= Getrag 282 transmission =

5-speed manual transaxle

1990 Getrag 282 internals

The Getrag 282 transmission was a 5-speed manual transaxle designed by Getrag for Chevrolet. It is sometimes referred to as the Muncie 282 or the Muncie Getrag 282, as the transmission was manufactured by the Muncie, Indiana manual transmission plant. It has been used in various front-wheel drive transverse engine applications including the Chevrolet Cavalier, Pontiac Sunbird, Pontiac Grand Am, Chevrolet Beretta and the Oldsmobile Achieva. It was also used in the mid-engined rear-wheel drive Pontiac Fiero. In its later years, the Getrag 282 was manufactured by New Venture Gear and renamed the NVG T550.

==Gear ratios==
The topic of available gear ratios has been widely debated due to the numerous applications of this transaxle. The 1987 GM Getrag Service Manual confirms that there are at least two versions of the Getrag 282. According to the manual, the two versions were sold under 5 different part numbers based on body and engine usage. The first version, Regular Production Option (RPO) code MG2 was used for all GM V6 applications (FWD and the RWD Fiero) and the second version, RPO code MG1, was used for the 2.0 L turbocharged engine used by Pontiac and Buick. Gear ratios are given below, as taken from the GM Product Service Training Manual.

MG2 and MG1 ratios:
- 1st gear: 3.50:1
- 2nd gear: 2.05:1 (MG2), 2.19:1 (MG1)
- 3rd gear: 1.38:1
- 4th gear: 0.94:1
- 5th gear: 0.72:1
- Reverse: 3.41:1
- Final drive ratio: 3.61:1

A later version was designed for the Quad 4 High-Output engine, using a 3.50/2.05 1st/2nd, 1.38 3rd, 1.03:1 4th, .80:1 5th, and 3.94:1 final drive.

The Getrag 282 used in Quad 4-equipped 1990 and 1991 Pontiac Grand Prix and Oldsmobile Cutlass Supremes is rumored to use a 3.77/2.19 1st/2nd gear while retaining the 3.61:1 final drive ratio. An export-only version is confirmed to have been built for use in Oldsmobile Silhouette vans sold in the European market as the Pontiac Trans Sport. It was mated to the Quad 4 engine and uses a 3.77/2.19/1.38/1.03/.80/3.94 gearset.

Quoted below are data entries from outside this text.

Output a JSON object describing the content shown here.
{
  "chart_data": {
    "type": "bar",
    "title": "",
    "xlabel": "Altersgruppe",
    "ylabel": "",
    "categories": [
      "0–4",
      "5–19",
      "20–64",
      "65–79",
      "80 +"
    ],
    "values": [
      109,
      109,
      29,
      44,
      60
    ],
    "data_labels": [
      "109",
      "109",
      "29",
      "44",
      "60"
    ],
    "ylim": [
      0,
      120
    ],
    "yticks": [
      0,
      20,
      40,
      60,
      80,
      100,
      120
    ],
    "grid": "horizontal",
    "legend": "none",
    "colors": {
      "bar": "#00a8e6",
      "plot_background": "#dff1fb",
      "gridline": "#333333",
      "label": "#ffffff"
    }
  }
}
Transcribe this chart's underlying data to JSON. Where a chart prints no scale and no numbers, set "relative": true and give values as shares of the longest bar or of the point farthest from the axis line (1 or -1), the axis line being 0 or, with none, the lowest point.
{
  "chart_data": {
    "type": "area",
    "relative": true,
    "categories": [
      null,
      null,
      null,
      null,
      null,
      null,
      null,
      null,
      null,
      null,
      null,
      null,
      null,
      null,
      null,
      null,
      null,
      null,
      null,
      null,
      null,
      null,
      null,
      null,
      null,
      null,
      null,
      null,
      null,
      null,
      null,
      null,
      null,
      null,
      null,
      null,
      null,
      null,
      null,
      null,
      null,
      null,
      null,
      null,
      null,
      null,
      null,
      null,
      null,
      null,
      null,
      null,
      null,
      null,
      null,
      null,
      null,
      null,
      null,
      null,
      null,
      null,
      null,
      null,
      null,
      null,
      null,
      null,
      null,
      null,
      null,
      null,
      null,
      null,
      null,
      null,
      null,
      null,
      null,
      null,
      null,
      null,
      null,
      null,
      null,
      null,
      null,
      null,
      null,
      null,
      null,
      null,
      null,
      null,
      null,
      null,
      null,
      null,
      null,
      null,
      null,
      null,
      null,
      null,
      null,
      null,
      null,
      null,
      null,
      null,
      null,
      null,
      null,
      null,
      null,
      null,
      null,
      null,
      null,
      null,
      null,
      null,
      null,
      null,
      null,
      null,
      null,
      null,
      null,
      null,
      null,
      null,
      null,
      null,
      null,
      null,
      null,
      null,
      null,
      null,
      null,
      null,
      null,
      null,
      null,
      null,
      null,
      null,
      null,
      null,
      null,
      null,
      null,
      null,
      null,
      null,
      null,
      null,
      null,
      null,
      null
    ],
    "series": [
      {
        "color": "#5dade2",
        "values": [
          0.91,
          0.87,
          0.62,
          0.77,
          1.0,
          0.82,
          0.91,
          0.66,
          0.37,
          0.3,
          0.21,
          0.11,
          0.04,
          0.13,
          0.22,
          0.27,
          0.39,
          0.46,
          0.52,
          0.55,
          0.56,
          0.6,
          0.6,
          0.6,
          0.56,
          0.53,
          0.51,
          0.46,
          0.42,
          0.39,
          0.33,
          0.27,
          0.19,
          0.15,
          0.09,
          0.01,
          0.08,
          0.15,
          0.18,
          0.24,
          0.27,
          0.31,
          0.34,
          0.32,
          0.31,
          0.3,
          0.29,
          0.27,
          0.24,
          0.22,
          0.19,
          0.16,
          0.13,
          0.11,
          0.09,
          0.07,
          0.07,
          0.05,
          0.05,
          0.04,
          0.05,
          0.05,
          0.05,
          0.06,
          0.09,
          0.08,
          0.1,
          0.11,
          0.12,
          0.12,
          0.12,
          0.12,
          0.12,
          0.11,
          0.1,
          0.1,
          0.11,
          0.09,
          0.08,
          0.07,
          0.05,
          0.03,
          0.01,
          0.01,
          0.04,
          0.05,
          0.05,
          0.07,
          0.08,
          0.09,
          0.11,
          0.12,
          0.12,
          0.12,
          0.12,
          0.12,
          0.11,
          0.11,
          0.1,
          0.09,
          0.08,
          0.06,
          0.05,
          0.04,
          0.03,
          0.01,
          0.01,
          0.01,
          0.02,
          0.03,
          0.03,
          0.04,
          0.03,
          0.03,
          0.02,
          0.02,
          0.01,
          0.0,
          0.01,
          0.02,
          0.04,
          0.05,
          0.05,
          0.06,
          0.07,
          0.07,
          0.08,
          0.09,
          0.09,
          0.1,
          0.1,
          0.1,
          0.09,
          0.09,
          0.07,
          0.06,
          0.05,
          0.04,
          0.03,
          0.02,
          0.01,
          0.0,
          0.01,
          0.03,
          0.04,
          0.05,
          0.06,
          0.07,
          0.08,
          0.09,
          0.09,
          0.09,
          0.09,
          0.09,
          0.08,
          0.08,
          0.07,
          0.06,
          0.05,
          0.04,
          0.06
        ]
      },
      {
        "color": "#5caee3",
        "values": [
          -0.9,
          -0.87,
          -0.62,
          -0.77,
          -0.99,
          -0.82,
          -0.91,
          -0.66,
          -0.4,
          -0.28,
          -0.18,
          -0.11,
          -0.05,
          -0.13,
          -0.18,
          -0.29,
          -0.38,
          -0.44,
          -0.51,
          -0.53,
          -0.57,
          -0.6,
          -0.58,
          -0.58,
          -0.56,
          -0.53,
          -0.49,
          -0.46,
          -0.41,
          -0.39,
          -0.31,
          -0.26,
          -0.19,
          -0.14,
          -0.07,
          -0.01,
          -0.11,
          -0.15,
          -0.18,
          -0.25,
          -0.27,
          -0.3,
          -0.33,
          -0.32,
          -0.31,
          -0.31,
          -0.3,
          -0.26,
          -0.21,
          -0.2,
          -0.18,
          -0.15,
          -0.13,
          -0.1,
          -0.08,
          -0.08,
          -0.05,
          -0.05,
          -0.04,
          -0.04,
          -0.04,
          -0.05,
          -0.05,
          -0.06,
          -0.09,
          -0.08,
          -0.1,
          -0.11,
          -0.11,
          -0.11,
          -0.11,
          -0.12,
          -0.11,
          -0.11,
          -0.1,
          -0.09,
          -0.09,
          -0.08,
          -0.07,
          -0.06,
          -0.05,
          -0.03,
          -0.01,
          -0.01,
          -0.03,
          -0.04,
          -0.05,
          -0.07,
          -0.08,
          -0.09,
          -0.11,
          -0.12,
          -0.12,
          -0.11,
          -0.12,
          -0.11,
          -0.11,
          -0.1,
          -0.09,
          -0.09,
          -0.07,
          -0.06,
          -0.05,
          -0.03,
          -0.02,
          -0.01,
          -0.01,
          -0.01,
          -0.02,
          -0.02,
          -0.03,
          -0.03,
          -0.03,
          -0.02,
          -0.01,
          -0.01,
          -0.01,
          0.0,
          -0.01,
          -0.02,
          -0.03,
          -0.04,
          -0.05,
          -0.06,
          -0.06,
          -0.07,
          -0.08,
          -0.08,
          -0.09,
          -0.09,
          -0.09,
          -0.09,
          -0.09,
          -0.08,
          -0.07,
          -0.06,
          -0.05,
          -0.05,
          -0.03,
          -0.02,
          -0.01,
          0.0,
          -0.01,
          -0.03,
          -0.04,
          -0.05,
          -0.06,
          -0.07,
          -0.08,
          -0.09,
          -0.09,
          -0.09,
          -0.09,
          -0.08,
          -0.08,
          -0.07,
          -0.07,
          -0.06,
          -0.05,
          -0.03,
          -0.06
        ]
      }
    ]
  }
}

Mixing of gearsets can be achieved due to the similarity between the various transmissions, but some gears must be interchanged in sets. First and second gear are integral to the input shaft and cannot be interchanged independently. All transmissions have a third gear ratio of 1.38:1. However, third and fourth gear are clustered on the counter shaft which was available with two different fourth gear ratios: 1.03:1 or .94:1. Fifth gear is independently interchangeable and available with a .80:1 and .72:1 ratio.